Until the rules are further clarified, how can commercial leasing lawyers with national practices attempt to protect themselves in this era of heightened awareness of the risks associated with MJP and UPL? The first step is to make sure that each state in which the lawyer may be handling leases has adopted the ABA's Model Rule. If the particular state has no rules allowing MJP by unlicensed lawyers, perhaps the lawyer needs to give consideration to foregoing the representation of its client in that state (or, at the very least, retaining local counsel and relying on having the protection of local counsel's involvement, as lawyers have traditionally done). If the state has adopted the ABA's Model Rule, then the lawyer has to make a determination that the work the lawyer is doing for the client in that state is in fact being done on a "temporary basis." As noted above, however, there is no bright-line rule in this regard.

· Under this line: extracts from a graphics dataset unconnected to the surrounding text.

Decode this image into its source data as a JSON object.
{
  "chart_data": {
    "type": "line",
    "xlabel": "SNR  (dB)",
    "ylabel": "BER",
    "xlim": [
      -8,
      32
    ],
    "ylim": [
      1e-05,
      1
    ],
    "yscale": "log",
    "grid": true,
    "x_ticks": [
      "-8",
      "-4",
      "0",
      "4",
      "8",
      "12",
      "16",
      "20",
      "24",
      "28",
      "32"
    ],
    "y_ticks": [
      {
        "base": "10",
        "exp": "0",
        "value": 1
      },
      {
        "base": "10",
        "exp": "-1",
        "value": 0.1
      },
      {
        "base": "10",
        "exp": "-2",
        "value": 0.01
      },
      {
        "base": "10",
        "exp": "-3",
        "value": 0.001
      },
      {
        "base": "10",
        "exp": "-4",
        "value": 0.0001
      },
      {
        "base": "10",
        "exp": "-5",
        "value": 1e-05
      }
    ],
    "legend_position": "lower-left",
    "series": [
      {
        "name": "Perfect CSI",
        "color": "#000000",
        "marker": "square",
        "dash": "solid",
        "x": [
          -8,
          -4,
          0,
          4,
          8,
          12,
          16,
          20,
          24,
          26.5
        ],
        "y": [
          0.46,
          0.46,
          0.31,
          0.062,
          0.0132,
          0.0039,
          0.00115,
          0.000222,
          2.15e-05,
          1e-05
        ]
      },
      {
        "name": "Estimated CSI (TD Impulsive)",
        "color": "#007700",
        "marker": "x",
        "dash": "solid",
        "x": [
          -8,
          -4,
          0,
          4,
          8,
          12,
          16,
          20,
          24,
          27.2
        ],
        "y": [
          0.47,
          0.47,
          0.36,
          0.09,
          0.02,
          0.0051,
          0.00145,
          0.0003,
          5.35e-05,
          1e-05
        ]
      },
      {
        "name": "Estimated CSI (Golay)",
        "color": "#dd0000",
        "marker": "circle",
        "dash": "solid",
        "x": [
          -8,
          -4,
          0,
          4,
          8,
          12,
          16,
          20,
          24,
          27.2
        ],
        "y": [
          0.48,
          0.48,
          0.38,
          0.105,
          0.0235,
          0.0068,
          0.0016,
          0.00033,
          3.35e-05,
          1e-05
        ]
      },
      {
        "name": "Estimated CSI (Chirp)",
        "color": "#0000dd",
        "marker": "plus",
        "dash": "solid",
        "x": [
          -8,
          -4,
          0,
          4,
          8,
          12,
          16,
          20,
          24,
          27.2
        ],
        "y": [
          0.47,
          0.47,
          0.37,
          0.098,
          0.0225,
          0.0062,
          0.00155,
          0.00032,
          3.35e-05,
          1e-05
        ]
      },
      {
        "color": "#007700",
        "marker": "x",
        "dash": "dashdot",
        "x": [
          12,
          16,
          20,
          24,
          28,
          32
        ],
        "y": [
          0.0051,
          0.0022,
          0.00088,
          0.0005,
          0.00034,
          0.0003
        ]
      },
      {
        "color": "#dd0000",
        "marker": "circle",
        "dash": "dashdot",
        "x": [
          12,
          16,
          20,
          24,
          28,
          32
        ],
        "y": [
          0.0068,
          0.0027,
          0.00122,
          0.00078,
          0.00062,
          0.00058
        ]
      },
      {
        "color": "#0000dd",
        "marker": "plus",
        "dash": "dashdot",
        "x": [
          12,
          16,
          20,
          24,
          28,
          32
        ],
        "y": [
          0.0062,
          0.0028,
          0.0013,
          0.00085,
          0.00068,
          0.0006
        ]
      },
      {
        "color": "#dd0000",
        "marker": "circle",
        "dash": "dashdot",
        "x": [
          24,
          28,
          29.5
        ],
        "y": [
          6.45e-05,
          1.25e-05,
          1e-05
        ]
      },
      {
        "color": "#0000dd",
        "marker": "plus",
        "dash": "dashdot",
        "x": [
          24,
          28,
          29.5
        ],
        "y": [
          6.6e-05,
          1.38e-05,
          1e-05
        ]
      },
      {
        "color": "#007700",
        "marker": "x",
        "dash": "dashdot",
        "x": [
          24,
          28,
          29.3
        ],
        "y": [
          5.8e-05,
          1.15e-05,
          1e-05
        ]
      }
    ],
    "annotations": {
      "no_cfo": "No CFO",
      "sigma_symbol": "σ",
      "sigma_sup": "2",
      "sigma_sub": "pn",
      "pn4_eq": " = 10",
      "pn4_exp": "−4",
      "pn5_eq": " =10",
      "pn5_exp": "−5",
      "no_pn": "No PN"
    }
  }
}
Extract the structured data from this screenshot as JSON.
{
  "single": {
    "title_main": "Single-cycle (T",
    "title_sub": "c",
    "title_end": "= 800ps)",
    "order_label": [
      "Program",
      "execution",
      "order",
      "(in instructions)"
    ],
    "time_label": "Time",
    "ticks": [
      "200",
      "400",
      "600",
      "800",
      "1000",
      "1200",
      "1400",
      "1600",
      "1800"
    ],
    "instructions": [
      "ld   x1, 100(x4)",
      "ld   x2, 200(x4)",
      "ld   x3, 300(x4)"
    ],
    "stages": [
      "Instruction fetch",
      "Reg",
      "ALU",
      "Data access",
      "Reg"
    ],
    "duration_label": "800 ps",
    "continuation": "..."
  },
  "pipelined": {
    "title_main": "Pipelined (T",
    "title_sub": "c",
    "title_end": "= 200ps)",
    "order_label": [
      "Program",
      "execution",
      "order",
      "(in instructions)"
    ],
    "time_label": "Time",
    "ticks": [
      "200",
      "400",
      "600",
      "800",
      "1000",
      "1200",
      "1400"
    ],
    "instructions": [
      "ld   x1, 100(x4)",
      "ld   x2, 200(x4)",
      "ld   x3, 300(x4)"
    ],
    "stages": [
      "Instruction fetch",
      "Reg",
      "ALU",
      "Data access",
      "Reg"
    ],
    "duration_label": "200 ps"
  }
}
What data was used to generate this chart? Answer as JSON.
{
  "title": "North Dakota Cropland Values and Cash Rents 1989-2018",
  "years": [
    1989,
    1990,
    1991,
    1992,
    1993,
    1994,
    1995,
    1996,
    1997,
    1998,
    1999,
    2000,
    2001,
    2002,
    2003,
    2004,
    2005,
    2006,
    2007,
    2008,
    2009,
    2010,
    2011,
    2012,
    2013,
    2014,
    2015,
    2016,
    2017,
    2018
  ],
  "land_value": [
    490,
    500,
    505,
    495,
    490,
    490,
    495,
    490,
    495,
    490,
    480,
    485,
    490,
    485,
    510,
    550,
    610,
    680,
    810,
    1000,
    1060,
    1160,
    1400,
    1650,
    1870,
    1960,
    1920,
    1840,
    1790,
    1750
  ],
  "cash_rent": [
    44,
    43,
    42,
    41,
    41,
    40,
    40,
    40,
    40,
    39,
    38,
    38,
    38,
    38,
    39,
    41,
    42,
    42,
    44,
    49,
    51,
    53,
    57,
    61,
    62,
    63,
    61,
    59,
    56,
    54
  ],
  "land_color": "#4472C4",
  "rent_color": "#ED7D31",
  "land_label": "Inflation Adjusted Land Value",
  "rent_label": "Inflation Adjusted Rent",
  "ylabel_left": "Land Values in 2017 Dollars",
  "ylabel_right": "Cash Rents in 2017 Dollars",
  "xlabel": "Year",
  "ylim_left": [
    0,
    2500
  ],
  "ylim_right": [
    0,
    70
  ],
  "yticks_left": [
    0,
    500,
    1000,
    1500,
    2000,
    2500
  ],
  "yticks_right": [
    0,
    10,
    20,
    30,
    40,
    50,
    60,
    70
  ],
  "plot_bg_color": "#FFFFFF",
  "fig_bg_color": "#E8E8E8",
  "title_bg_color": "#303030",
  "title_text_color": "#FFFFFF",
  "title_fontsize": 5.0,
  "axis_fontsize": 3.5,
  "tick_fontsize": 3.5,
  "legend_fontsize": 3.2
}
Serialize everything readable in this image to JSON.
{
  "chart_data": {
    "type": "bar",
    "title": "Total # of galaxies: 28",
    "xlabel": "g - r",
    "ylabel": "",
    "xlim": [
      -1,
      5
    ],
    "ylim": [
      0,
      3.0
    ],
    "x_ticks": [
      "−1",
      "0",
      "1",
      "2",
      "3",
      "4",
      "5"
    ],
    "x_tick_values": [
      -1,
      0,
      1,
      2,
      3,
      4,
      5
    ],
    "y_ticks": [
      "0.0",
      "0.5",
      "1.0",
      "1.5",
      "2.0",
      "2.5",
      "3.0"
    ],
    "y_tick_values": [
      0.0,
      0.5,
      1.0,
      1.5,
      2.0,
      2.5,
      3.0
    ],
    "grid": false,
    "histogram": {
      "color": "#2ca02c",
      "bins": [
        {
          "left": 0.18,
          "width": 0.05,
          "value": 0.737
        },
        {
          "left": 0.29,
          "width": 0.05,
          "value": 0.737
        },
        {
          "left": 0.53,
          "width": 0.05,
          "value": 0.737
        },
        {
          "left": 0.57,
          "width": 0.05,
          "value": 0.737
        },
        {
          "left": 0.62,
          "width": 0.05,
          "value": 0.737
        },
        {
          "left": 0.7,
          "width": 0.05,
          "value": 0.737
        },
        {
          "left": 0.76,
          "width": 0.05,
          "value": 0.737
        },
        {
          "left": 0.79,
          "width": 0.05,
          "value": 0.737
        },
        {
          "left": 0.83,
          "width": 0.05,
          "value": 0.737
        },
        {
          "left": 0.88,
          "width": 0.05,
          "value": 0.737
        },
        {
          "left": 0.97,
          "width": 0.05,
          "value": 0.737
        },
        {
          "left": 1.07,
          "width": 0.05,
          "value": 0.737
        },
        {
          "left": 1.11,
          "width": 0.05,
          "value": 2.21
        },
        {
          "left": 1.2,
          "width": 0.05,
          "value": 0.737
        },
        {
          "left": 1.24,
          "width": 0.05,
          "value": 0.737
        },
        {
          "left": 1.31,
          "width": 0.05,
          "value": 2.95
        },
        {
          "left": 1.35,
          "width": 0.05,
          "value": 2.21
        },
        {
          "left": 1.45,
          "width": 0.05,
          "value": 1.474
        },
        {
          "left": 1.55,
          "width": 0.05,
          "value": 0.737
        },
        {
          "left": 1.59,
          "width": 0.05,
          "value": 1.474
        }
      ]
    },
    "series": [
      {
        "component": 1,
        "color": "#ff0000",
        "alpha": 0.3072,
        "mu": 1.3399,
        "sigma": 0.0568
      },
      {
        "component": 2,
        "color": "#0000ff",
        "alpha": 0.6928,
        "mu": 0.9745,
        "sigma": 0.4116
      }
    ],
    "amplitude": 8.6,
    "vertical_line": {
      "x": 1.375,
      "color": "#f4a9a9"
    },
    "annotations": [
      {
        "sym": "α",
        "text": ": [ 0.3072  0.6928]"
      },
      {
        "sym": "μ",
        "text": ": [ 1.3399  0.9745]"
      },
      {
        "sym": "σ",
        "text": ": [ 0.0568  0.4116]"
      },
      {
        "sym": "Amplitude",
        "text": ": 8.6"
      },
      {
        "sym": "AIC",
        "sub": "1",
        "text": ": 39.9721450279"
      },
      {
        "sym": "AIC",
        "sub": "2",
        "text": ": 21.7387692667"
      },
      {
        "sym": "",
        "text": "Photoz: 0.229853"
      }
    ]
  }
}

Assuming a lawyer is satisfied that the work in question is in fact being performed on a temporary basis, the lawyer then needs to fit within either the first safe harbor in Model Rule 5.5(c)(1) (local counsel) or the fourth safe harbor in Model Rule 5.5(c)(4) (the work arises out of or is reasonably related to the lawyer's practice in the state in which the lawyer is licensed). As discussed above, the fourth safe harbor may be difficult to establish for commercial leasing lawyers with national practices.

A Practical Proposal

Although the best chance for complying with the Model Rule seems to be associating with local counsel pursuant to Model Rule 5.5(c)(1), most national leasing clients are not interested in paying two different law firms to handle a lease negotiation. If this is true, then what is the national leasing bar to do?

Presumably, there are enough lawyers with national commercial leasing practices that a group, or "coterie," could be established with two or three lawyers per state, as a kind of local counsel review panel. A proposal worth considering as a starting point is that each lawyer in the coterie agree to review leases for out-of-state lawyers solely for compliance with local law requirements and issues and agree to give a one-page letter basically saying that the lease complies with local law, subject to a "standard" set of qualifications similar to those found in legal opinions in real estate transactions. For example, qualifications could include statements that not every remedy in a particular lease is enforceable (such as self-help) and that remedies may also be limited by equitable defenses. Assuming that the coterie can come up with a standard letter that each lawyer is comfortable in giving, the in-state lawyer could review a lease relatively quickly (say, an hour) and be paid a fee for such review as set by the coterie (probably an agreed-on amount that is comparable to one hour's work). This scenario presumes satisfaction of the requirement in Model Rule 5.5(c)(1) that a local lawyer "actively participates in the matter." Even if the client will not agree to cover the cost of the local counsel review, the local lawyer could be paid out of the lead counsel's legal fees, as the cost of doing business on a national basis in compliance with state bar association rules. If the amount of local counsel lease review work that is coming in is similar to the local counsel review work that is going out, then ultimately the lawyer's cost for this service will be offset by the lawyer's income in performing the service for the other coterie members.

Granted, this scenario is not perfect and needs to be worked out with a number of lawyers to establish a coterie, but with the current climate of heightened awareness of MJP and UPL, maybe it is time to start doing something instead of, as Professor Wolfram so eloquently put it, just "sneaking around."